In 2000, she learned that the South Africa Council for Scientific and Industrial Research (CSIR) Polymer Technology Division had invented a water-soluble polymer gel that functioned as a dermal delivery system – in other words, a gel-like substance that could be liquefied and solidified to absorb and emit ingredients to the skin.
This is when Kerryne, with no formal science training, became a “makeshift” scientist. As she explains, she had no option. The product, the polymer gel, had only been partially developed at the CSIR and the scientists who had worked on it had mostly left the project. So, with a product that definitely had the potential to help her develop her eye product, but with more questions than answers as to how this was going to happen, Kerryne took advantage of the opportunity and negotiated an exclusive license for the technology. She saw the opportunity as the chance she had long been waiting for to create the eye-care product she had always dreamed of.
As the exclusive owner of a licence agreement with the CSIR to commercialise and exploit its polymer technology for the cosmetic sector, she now became a full-time researcher and scientist and devoted all her time and energy to realising her dream.

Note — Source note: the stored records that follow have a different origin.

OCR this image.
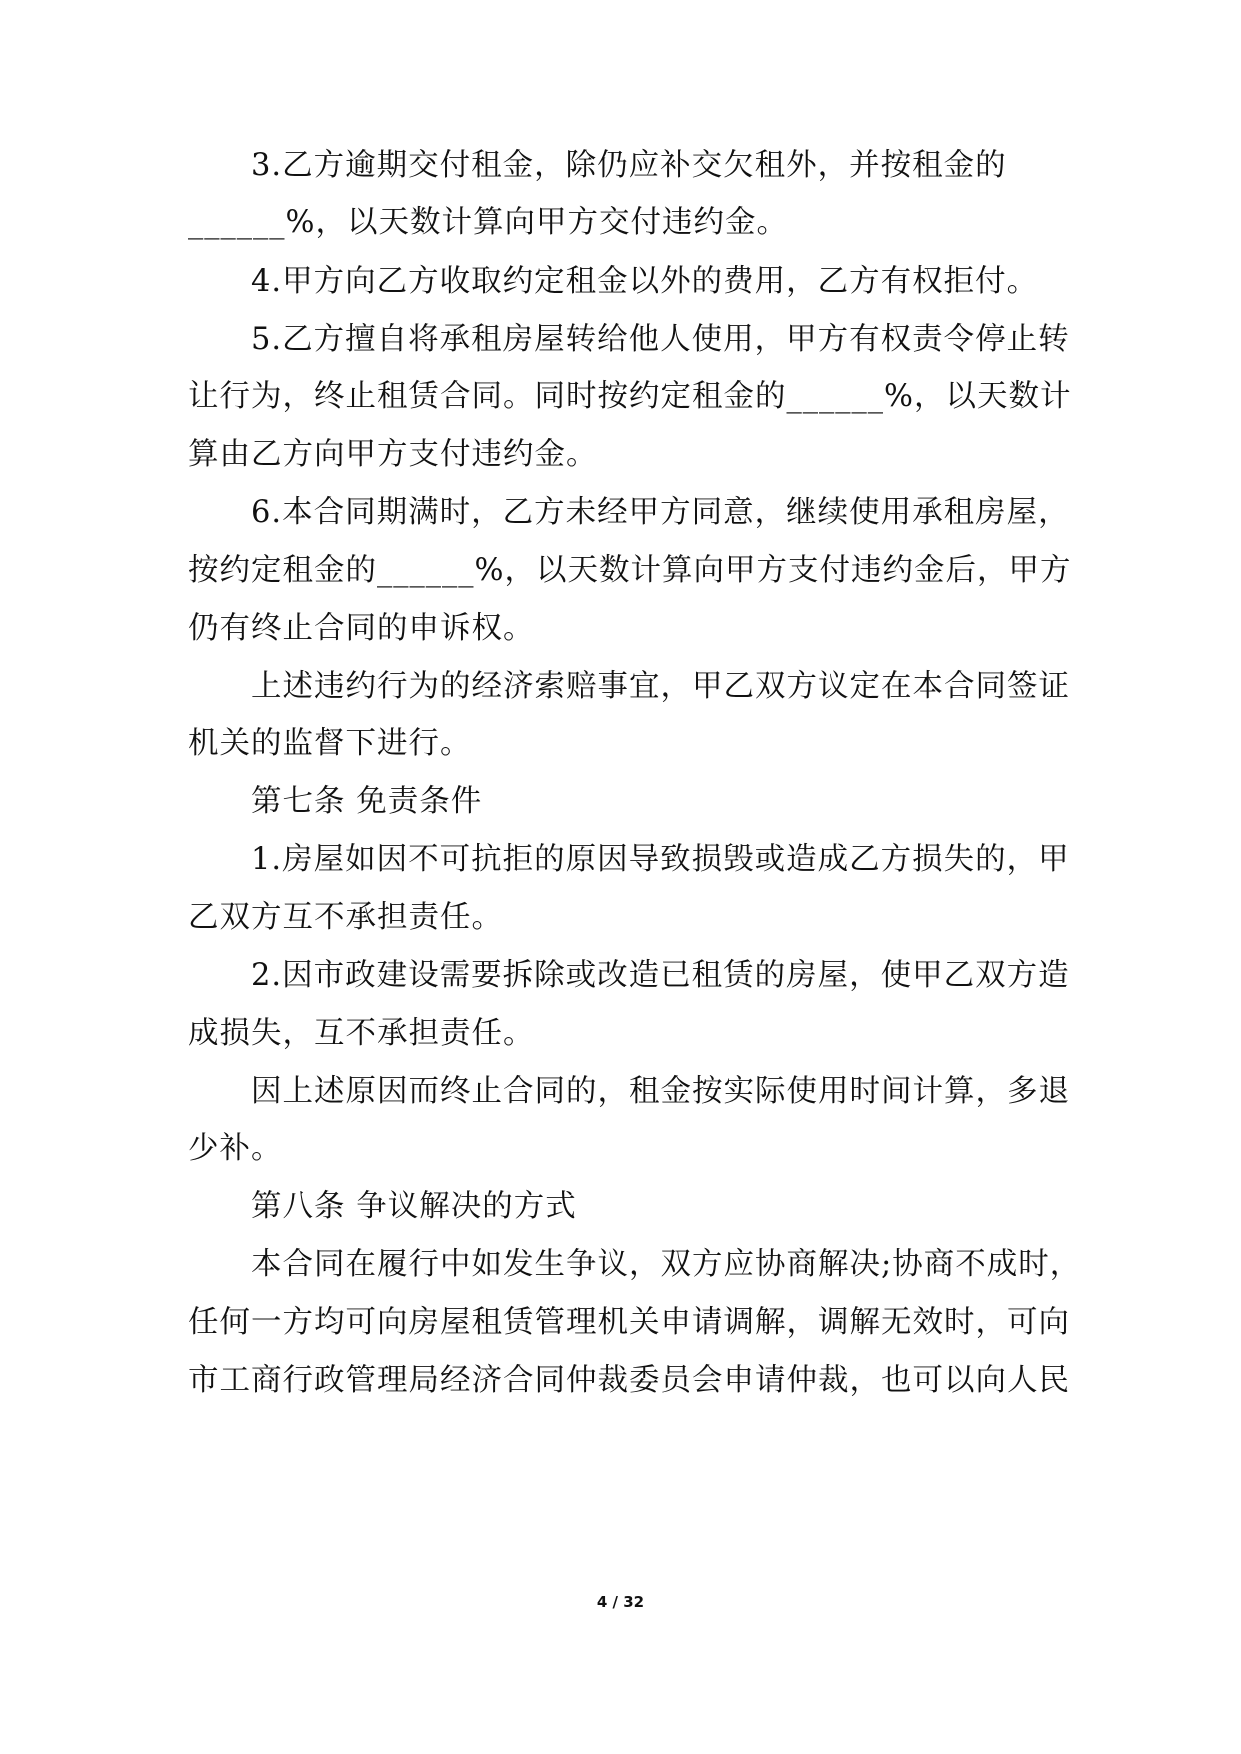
　　3.乙方逾期交付租金，除仍应补交欠租外，并按租金的
______%，以天数计算向甲方交付违约金。
　　4.甲方向乙方收取约定租金以外的费用，乙方有权拒付。
　　5.乙方擅自将承租房屋转给他人使用，甲方有权责令停止转
让行为，终止租赁合同。同时按约定租金的______%，以天数计
算由乙方向甲方支付违约金。
　　6.本合同期满时，乙方未经甲方同意，继续使用承租房屋，
按约定租金的______%，以天数计算向甲方支付违约金后，甲方
仍有终止合同的申诉权。
　　上述违约行为的经济索赔事宜，甲乙双方议定在本合同签证
机关的监督下进行。
　　第七条 免责条件
　　1.房屋如因不可抗拒的原因导致损毁或造成乙方损失的，甲
乙双方互不承担责任。
　　2.因市政建设需要拆除或改造已租赁的房屋，使甲乙双方造
成损失，互不承担责任。
　　因上述原因而终止合同的，租金按实际使用时间计算，多退
少补。
　　第八条 争议解决的方式
　　本合同在履行中如发生争议，双方应协商解决;协商不成时，
任何一方均可向房屋租赁管理机关申请调解，调解无效时，可向
市工商行政管理局经济合同仲裁委员会申请仲裁，也可以向人民
4 / 32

In an improvised lab on their property, Kerryne and her husband cooked up polymer, experimenting on hundreds of different freeze/thaw cycles. The manufacturing process incorporated multiple freezing, thawing and heating techniques. After six years, countless side jobs, and R3.3 million (US$426,000) funding from 13 different institutions, Kerryne and her husband finally perfected a scalable method for infusing the liquid active ingredients, and then turning the polymer into a gel of the right consistency.

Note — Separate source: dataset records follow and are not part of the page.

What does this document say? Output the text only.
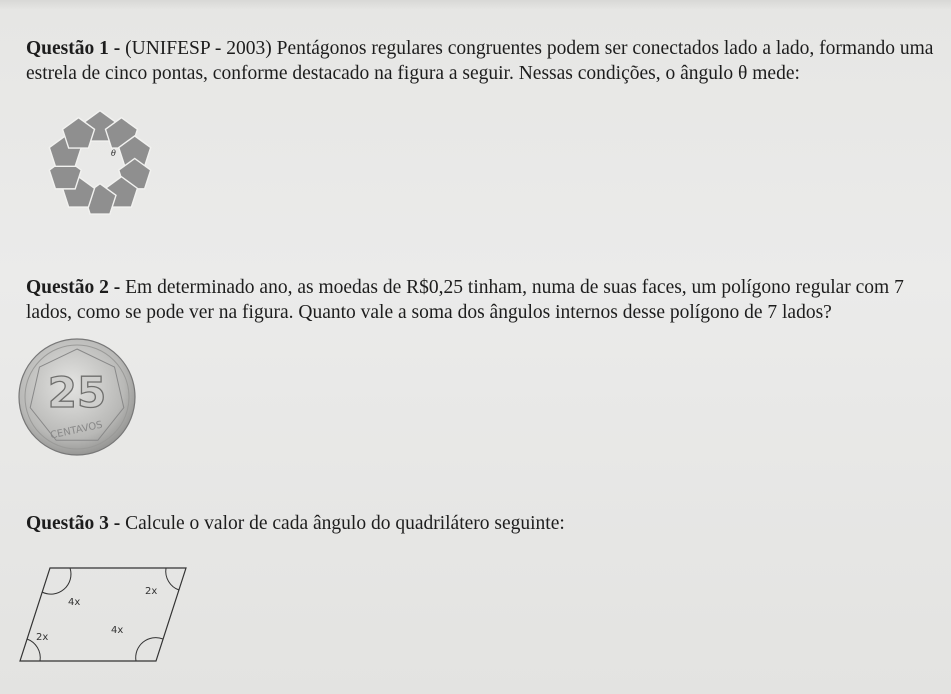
Questão 1 - (UNIFESP - 2003) Pentágonos regulares congruentes podem ser conectados lado a lado, formando uma estrela de cinco pontas, conforme destacado na figura a seguir. Nessas condições, o ângulo θ mede:
θ
Questão 2 - Em determinado ano, as moedas de R$0,25 tinham, numa de suas faces, um polígono regular com 7 lados, como se pode ver na figura. Quanto vale a soma dos ângulos internos desse polígono de 7 lados?
25
CENTAVOS
Questão 3 - Calcule o valor de cada ângulo do quadrilátero seguinte:
4x
2x
2x
4x
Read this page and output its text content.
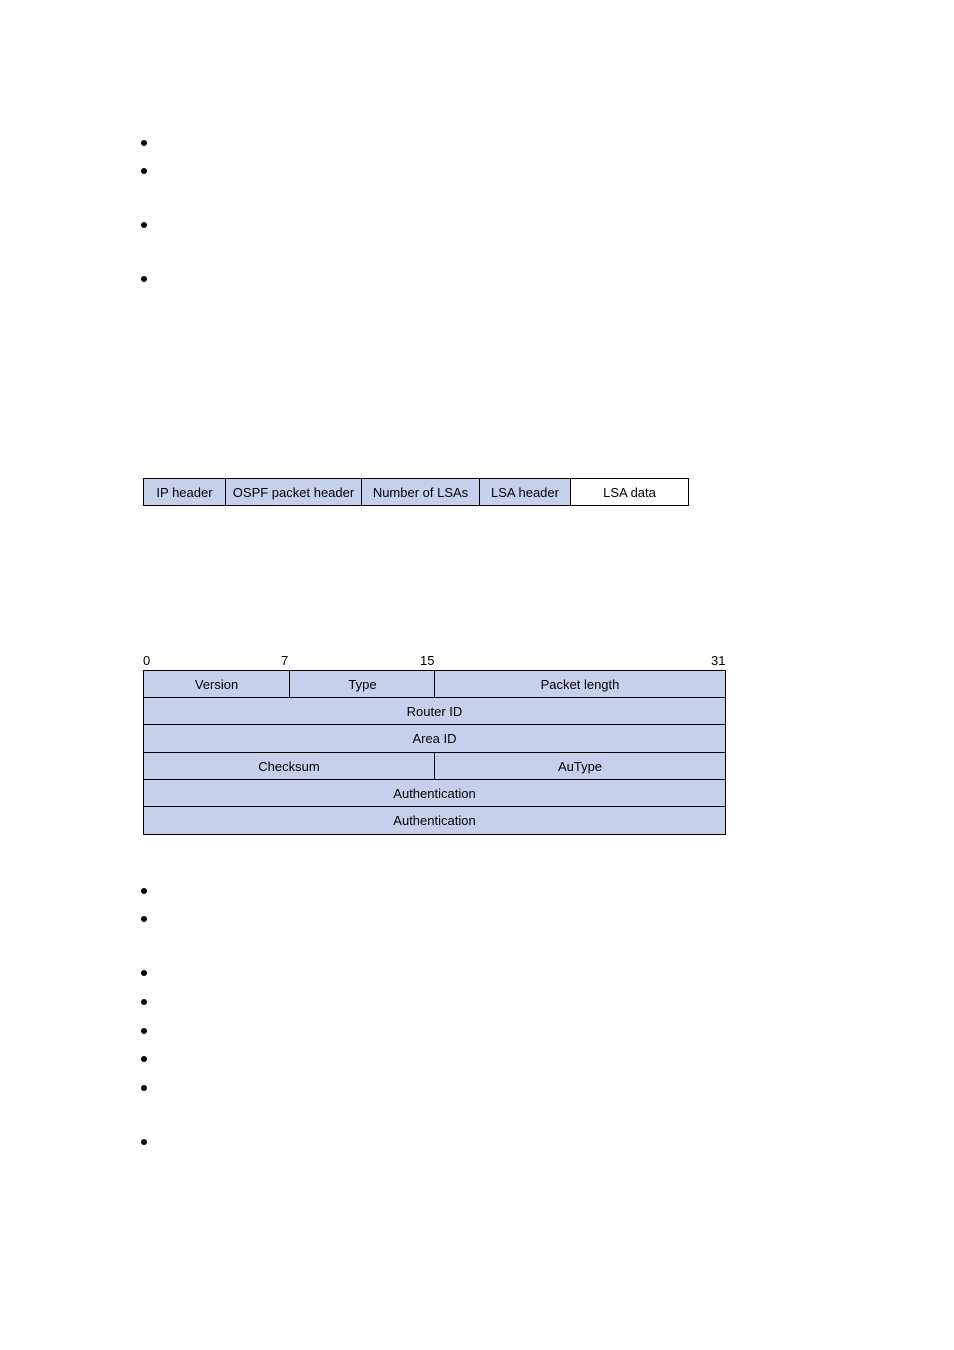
IP header	OSPF packet header	Number of LSAs	LSA header	LSA data
0	7	15	31
Version	Type	Packet length
Router ID
Area ID
Checksum	AuType
Authentication
Authentication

Although the product had been perfected, Kerryne’s problems were not over. She struggled with packaging that was not airtight which meant her products dried out and were limited to a two-month shelf life. After much research into various packaging methods, the food industry provided the answer. Manufacturers in that industry are used to producing airtight, hygienic packaging in all shapes and sizes, she explains.
The purchase of an Ulma thermovac forming machine, which is traditionally used in the food packaging and sealing sector, finally solved the problem. This particular machine, which was imported from Spain, had been customised for eyeSlices® and could package and completely seal the product. At last the eyeSlices® were ready to be marketed.